Slonim, Wang, and Garbarino point out that a volunteer blood system can have problems in adjusting to fluctuations in demand for blood. For example, in the aftermath of disasters like the terrorist attacks of 9/11 or Hurricane Katrina in 2005, blood donations spike up. However, these events didn't actually lead to a large demand for blood, and since blood has a limited shelf life, a substantial share of these donations ended up being destroyed. On the other side, there are predictable seasonal fluctuations in demand for blood, like shortages in winter and around holidays. They have some sensible suggestions,within the context of a volunteer blood system, about how one might mobilize irregular donors of blood to address such fluctuations.
For me, the most intriguing questions concern the issue of whether the blood supply should be paid or volunteer. Of course, the issue only affects donors of blood--everyone else in the health care system is expecting to be paid when they store and use this valuable health product. Slonim, Wang, and Garbarino write (citations and footnotes omitted): "Even with a largely voluntary supply of blood, the blood industry can be regarded as a multibillion–dollar market because hospitals pay for blood products and charge patients for their use. For example, the cost of the components of each unit of blood sold to hospitals in the United States is approximately $570, with the cost for red blood cells at $229, platelets at $300, and plasma at $40. Hospitals transfuse this blood at estimated costs of between $522 and $1,183 per unit in the United States and Europe."

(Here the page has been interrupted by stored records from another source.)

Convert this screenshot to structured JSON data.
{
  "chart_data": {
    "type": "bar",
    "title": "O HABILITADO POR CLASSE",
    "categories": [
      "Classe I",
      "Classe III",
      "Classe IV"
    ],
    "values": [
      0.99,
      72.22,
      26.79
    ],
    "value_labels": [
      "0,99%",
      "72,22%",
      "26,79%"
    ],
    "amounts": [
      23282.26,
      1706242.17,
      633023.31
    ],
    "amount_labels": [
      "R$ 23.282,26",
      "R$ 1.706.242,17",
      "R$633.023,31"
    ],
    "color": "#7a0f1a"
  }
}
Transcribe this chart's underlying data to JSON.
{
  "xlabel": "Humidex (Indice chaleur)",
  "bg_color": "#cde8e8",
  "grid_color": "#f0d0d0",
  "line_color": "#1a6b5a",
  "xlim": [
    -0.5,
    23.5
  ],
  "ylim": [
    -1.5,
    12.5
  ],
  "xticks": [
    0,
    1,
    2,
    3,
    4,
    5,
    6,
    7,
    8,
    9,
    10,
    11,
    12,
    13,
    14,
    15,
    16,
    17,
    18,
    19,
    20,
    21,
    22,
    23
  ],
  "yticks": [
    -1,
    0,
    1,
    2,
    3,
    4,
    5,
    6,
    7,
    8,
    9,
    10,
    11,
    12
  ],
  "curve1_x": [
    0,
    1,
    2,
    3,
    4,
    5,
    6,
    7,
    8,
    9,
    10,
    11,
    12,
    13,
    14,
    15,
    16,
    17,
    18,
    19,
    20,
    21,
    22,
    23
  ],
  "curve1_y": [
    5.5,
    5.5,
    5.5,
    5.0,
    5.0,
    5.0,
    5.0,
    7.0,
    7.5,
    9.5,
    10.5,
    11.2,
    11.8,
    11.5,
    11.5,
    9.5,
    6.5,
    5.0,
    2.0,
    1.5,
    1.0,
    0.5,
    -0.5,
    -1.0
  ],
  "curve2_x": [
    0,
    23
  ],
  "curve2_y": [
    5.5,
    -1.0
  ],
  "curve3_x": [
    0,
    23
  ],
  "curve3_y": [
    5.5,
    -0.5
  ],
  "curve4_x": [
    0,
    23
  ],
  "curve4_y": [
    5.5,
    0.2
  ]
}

The question of whether a country relies on volunteer or paid blood supply is in part an historical accident, often relating to how blood systems evolved in the decades after World War II. Volunteer blood donation is more common in high-income countries, but many countries in Latin America rely on paid blood donors. In the past, it may have been true that blood from paid donors was less likely to be safe, but given modern techniques for screening blood (and plasma), this pattern no longer seems to be true. Looking at the evidence across countries, Slonim, Wang, and Garbarino state: Thus, while volunteer and nonvolunteer donor characteristics may differ, on the critical issue of blood safety, we find no evidence that countries with higher percentages of volunteer donors provide safer blood."
In the U.S, a divergence emerged in the 1970s when the blood supply became almost entirely dependent on voluntary donors, while the supply of blood plasma came to rely on paid donors. Slonim, Wang, and Garbarino write: "In contrast to most high-income countries relying on
100 percent volunteer plasma supply, by 2004, 81 percent of US plasma supply was collected from paid donors. In 2004, the United States collected almost 70 percent of the world’s plasma, with 40 percent eventually used in North America, 32 percent used in Europe, and 19 percent used in Asia."
This divergence raises some uncomfortable questions for those who believe strongly that the blood supply should depend on volunteer donors. Why are all the arguments for volunteer blood donors equally true for plasma donors? More important, it raises a question of whether the U.S. and other countries that use a volunteer blood donor system are using a method that has worked fairly well in providing a steady supply, but is not providing a larger supply that would over time encourage innovation in health care goods and services that rely on blood. Here is how Slonim, Wang, and Garbarino make this point:
However, it is impossible to say how well the volunteer [blood donor] system has performed in an absolute perspective; for example, it is possible that if the blood supply was to increase via a market mechanism that priced blood to its marginal value, then healthcare providers would find innovative uses for it such as the recent trials on the use of plasma derivatives to treat Alzheimer’s. In other words, volunteer supply may meet current demand because the health industry is not aggressively pursuing research and development that might lead to greater demand for blood that they recognize the volunteer system cannot supply.
The volunteer system, however, has not done well in meeting plasma demand. The United States is the only country that is totally self-sufficient in all blood and plasma products and has accomplished this using a mostly for-profit plasma industry. Most other countries have to import at least some plasma products, with the single biggest importers being Germany, Austria, and Spain. Many countries remain unwilling to pay for plasma donations due to concerns regarding safety and ethics, which may explain the dramatically different usage rates for plasma products. For instance, in 2006 the US health care system used 105 grams per/1,000 people of the dominant plasma product (immunoglobulin) which was more than 250 percent of the rate in Italy, the United Kingdom, Germany, the Netherlands, and Japan, suggesting that the noncompensated plasma collection system might be limiting potential usage in many countries.Making a transition from a volunteer blood supply to more of a paid blood supply seems to me fraught with practical difficulties. Disrupting the established methods of blood supply should not be done lightly. But it also seems to me that the issues here are neither about the safety of blood from paid donors, given the capabilities of modern blood testing, nor are the issues about the risk of exploiting paid blood donors, given that such arguments would apply equally well to the already widespread practice of paying plasma donors. The real issues should be about the practicalities of making such a change to more paid blood donation, at least in a partial way, and about the potential costs and benefits from such a transition.